Masters Men: Huculak Surges to the Front and Never Looks Back
- Kramer Huculak won the Masters Men race in 46:11 (7:26/mi), posting the fastest split in the field on the 5K→8K stretch.
- Shawn Bertrand held the early lead before Huculak moved through, finishing 2nd in 48:05 — a gap of 1:54.
- Yonatan Quezada ran a steady race from start to finish, holding 3rd throughout and crossing in 50:04.
In a small but competitive Masters Men field of three, the race had a clear narrative arc. Shawn Bertrand — the veteran from Mont Vernon, NH — set the early pace and led out of the gate, with Kramer Huculak sitting just behind in 2nd. Through the opening 5K, Bertrand controlled the race while Huculak bided his time.
The decisive moment came on the 5K→8K segment, where Huculak unleashed the fastest split in the field on that stretch, moving from 2nd to 1st and putting real daylight between himself and Bertrand.

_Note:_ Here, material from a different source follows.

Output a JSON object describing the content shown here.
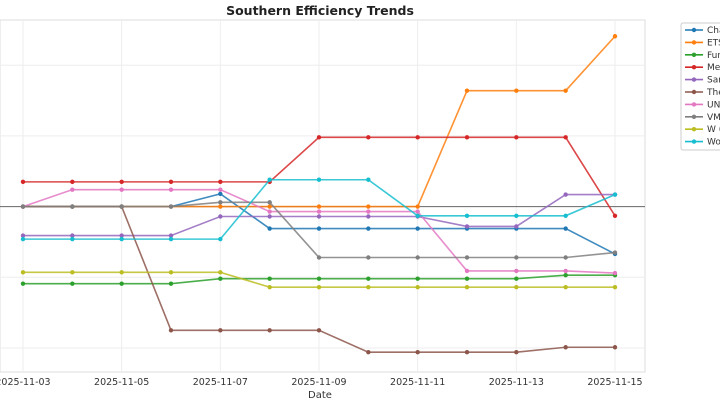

Running at a 7:26-per-mile clip across a 93°F afternoon in Boston — the kind of heat that turns the final kilometers into a war of attrition — that surge was the race-winning move. Once Huculak hit the front, he never relinquished it, holding on to claim the Masters Men title.
Bertrand's 2nd-fastest 5K→8K split of the three showed he wasn't simply fading — Huculak just had more on that stretch. A 1:54 final gap reflects how cleanly the race was decided once Huculak made his move. Quezada, 43, ran his own race entirely, sitting 3rd from the opening gun through the finish tape and closing in 50:04 at 8:03 per mile — a composed effort in genuinely brutal conditions.